Manon Lescaut is a shambolic opera – but the Met’s production is mainly excellent

Manon Lescaut
Met Opera Live

Puccini’s Manon Lescaut is his first opera worth seeing and hearing, and marks an astonishing progress from what preceded it. But Puccini had yet to learn how to bully his librettists into producing the well-constructed dramas of his later operas, and for all its delights Manon Lescaut is a shambles. Richard Eyre has updated it to France in 1941, to stress the moral ambiguity of everything there and then, with occupying forces, indecisive leading characters, a general unease. That works reasonably well, though the real problem is that Puccini is uncertain about the motives of his central characters, especially Manon herself, who veers between helpless anxiety and ruthless scheming. Her brother isn’t an intelligible creation, but what keeps the work afloat is the ardour of Des Grieux and the too-brief love scenes.
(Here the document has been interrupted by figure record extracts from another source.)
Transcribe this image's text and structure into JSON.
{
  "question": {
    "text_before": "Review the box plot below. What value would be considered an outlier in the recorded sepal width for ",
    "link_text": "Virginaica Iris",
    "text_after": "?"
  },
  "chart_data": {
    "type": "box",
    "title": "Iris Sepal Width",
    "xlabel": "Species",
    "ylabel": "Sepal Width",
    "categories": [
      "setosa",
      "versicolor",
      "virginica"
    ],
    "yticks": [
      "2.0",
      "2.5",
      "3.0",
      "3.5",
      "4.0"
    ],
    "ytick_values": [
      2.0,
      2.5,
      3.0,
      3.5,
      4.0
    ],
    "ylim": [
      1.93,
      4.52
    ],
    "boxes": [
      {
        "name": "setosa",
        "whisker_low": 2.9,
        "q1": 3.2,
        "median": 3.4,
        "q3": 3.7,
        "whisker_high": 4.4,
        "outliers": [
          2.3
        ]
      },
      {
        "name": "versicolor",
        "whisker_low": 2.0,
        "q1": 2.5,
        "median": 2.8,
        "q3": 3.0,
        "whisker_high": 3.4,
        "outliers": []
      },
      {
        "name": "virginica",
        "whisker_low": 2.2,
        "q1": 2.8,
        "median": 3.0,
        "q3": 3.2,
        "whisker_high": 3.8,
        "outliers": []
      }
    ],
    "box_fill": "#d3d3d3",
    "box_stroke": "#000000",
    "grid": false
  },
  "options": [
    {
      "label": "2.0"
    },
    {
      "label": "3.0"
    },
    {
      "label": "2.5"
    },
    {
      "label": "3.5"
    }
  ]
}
The Met’s staging is absurd, with huge piles of masonry and immense flights of stairs for the singers to negotiate. In this brief opera there were two long intervals where we see the Met’s staff moving around what looks as if it should be the scenery for Aida, and the inevitable lengthy interviews with pre-occupied stars. But one has to say that the Met is a very inartistic institution, advertising next season’s opening night of Tristan und Isolde with a dinner and dance afterwards. A more immediate crime is their immediately preceding their broadcast with the climax of the Lohengrin Prelude to Act I and a few bars of Götterdämmerung, which dwarf, naturally, anything that follows them. Nor did I want to have to watch and listen to a duet from Roberto Devereux in rehearsal, between Acts III and IV of Manon Lescaut.

The performance itself was mainly good to excellent. Roberto Alagna heroically learnt his role in a few days when Jonas Kaufmann cancelled all performances, as usual. Alagna is an adorable artist, utterly identified with the role, singing all-too-ardently but still with powerful effect, and much more idiomatic than Kaufmann is – or rather was – in the same part. And of course Kristine Opolais is the finest Puccini soprano there is, and gave her all, so that the passages between the two were thrilling. The other remarkable contribution was Brindley Sherratt’s as Geronte, a role he admitted to finding uncongenial (who wouldn’t) but was utterly convincing in. Fabio Luisi concentrated on isolated detail, sometimes at the expense of the forward sweep, but Act III, by far the most effective, was shaped brilliantly and made one feel, as I normally do, that it would have been a good idea for the opera to stop there. But Act IV gave its composer his first opportunity to torture its heroine at length, a prospect that he would clearly have found irresistible.